Llegó a su perfección cuando le llegó la noticia por medio de los sirvientes. En ese momento, creyó que Jesús era el Mesías prometido, el Cristo, el hijo de Dios.

Y no contento con creer él en Jesús, comunica por sus exhortaciones y sus ejemplos a toda su casa su fe, junto con su amor, su agradecimiento y su felicidad.

Y desde ese día, la casa pasó a ser como un templo, donde el Salvador recibía los homenajes que le son debidos.


Admiremos la fe, el celo y la caridad de este funcionario que, iluminado por la gracia, demuestra su reconocimiento a Jesús de la mejor manera: haciéndolo conocer, amar y servir por toda su casa; es un verdadero apostolado.


Hermoso ejemplo que todos los padres de familia y todos los jefes verdaderamente cristianos harían bien en imitar… las oportunidades para hacerlo no son escasas.

¡Cuántos jefes de familias y de sociedades deberían confundirse y avergonzarse pensando en cómo difiere su comportamiento del de este oficial!
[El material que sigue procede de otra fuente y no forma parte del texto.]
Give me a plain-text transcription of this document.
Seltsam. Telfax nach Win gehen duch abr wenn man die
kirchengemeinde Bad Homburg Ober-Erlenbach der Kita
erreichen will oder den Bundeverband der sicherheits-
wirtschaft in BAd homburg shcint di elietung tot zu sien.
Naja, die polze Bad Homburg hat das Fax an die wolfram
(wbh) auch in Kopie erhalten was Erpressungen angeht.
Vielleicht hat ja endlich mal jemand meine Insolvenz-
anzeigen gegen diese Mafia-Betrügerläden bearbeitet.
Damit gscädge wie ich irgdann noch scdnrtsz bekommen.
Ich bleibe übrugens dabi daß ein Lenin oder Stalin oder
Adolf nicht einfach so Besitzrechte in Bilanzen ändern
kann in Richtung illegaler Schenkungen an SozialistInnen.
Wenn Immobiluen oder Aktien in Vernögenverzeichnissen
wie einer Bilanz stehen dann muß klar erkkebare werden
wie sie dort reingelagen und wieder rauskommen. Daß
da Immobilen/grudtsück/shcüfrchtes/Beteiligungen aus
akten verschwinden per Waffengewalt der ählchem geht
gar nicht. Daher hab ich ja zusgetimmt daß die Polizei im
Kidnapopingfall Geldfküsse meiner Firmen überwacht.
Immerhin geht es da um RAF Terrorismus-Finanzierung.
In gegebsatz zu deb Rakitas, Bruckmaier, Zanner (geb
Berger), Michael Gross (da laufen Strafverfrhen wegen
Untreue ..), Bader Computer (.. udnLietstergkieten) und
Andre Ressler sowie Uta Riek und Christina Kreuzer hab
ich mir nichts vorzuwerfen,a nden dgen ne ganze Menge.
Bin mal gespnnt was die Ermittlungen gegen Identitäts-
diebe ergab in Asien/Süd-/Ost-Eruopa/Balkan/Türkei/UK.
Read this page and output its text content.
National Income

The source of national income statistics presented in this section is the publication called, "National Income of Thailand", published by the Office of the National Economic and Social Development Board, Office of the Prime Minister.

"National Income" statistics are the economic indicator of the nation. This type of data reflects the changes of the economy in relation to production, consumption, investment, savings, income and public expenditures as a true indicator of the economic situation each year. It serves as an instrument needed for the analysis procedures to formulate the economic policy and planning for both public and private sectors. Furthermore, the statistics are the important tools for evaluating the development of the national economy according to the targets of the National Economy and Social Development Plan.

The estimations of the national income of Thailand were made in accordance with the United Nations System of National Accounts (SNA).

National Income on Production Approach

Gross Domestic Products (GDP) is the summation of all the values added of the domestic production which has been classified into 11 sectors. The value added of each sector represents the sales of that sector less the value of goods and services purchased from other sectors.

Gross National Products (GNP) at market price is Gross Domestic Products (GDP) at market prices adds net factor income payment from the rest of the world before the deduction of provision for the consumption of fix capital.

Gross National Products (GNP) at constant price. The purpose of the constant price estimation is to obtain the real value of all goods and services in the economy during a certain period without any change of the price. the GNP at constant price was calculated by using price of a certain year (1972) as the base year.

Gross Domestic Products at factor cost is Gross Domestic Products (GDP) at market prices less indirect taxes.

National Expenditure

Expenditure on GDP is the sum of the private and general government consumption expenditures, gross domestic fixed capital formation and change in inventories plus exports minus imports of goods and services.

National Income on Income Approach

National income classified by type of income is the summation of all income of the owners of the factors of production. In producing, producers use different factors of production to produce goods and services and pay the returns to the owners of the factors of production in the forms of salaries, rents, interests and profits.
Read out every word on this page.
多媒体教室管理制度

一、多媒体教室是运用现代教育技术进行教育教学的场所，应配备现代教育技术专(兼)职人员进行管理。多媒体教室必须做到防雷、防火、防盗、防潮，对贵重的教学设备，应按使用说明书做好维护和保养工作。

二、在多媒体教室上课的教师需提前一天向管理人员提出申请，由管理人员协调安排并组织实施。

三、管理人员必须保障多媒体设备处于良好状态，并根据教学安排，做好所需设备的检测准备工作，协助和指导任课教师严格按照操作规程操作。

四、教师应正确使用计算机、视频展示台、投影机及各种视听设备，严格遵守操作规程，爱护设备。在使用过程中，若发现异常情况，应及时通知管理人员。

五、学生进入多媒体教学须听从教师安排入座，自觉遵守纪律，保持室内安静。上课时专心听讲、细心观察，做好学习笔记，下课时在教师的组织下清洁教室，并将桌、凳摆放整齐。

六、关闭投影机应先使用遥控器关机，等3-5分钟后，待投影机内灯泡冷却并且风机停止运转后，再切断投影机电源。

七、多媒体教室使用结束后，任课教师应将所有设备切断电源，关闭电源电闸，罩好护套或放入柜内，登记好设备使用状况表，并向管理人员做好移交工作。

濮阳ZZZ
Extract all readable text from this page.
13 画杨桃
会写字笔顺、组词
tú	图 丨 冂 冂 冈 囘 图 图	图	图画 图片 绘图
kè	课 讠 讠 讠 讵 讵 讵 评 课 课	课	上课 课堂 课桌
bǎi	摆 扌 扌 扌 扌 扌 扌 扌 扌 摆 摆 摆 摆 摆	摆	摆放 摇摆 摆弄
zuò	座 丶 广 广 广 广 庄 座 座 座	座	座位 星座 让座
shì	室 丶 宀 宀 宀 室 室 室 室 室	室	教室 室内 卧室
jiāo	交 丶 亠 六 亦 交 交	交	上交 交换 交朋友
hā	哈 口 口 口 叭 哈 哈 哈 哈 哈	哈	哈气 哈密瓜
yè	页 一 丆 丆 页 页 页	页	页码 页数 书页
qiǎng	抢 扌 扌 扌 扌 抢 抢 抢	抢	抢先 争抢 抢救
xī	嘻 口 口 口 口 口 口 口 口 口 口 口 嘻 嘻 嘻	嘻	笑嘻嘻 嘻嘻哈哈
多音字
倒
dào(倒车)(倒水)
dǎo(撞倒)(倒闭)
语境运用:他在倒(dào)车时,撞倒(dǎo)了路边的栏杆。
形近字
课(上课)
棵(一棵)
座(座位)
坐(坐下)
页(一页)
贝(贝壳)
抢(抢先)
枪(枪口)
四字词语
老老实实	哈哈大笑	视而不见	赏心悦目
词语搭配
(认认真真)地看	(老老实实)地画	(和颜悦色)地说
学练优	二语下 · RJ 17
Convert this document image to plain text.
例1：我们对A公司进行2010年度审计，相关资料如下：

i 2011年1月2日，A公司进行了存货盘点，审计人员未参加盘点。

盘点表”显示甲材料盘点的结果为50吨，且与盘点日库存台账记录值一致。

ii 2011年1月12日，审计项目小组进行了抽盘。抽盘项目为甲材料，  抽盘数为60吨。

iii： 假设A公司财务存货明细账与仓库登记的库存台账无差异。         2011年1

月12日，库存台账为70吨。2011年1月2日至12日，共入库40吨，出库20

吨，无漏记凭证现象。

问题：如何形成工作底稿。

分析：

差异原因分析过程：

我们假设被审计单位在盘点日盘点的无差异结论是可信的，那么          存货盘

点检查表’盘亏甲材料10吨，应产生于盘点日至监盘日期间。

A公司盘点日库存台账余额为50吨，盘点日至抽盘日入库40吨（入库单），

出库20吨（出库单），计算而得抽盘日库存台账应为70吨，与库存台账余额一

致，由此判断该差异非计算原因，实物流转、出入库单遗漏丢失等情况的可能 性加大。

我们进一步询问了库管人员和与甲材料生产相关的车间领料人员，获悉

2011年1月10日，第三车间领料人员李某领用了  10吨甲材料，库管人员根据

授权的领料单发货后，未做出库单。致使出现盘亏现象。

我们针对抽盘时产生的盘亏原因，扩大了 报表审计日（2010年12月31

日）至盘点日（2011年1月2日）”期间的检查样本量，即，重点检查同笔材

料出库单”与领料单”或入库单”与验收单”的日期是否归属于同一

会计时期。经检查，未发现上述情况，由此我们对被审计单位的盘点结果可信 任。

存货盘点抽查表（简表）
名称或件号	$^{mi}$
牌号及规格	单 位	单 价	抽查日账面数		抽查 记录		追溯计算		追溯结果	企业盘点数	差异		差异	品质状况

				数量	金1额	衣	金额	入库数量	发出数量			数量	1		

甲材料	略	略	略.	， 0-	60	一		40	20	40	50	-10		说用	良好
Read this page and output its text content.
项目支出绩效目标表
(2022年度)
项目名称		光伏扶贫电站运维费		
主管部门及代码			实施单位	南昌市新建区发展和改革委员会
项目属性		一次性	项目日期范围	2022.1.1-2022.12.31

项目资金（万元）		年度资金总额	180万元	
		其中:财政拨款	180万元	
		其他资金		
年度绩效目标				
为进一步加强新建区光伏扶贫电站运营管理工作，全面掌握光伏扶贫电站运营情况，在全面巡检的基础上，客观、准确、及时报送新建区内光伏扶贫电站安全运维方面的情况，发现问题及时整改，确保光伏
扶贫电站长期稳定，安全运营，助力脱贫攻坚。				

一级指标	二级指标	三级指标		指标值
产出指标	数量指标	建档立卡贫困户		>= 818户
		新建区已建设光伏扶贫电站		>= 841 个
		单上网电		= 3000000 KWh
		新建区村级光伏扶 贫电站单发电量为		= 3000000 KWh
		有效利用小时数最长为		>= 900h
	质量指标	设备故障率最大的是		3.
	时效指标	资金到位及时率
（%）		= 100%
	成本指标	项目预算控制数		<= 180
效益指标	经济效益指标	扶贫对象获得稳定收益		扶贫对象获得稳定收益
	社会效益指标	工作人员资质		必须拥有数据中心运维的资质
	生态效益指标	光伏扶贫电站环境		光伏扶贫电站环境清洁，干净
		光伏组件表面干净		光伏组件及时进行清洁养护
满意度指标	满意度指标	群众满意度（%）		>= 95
Él, infiel casi al principio, es vencido por el primer beneficio recibido de Jesús; se convierte, y quiere que todos los de su casa sigan su ejemplo.

El número de cristianos, santificados desde su nacimiento por el Bautismo, educados en la verdadera religión, llenos por Dios de todo tipo de gracias…, si no lo niegan en la teoría, de hecho viven de tal manera que, en lugar de edificar a sus familias, las escandalizan de un modo bien triste!

En lugar de aprovechar los Sacramentos, recitar piadosamente las oraciones en común, practicar las virtudes cristianas, se los ve constantemente alejados de la práctica religiosa.


Más perfecta aún que la fe del oficial de Cafarnaúm fue la de Sara, hija de Raquel, esposa del joven Tobías, con cuya oración concluyo:

“Bendito sea tu Nombre, oh Dios de nuestros padres que, después de haberte enojado, usas de misericordia, y en tiempo de tribulación perdonas los pecados a los que te invocan. Tus designios sobrepujan la capacidad de los hombres. Es seguro que todo aquel que Te adora y cuya vida ha sido aprobada, será coronado: que en caso de haber sido atribulado será librado, y si el castigo se descargase sobre él, podrá acogerse a tu misericordia. Porque Tú no te deleitas en nuestra perdición; puesto que, después de las lágrimas y el llanto, infundes la alegría.”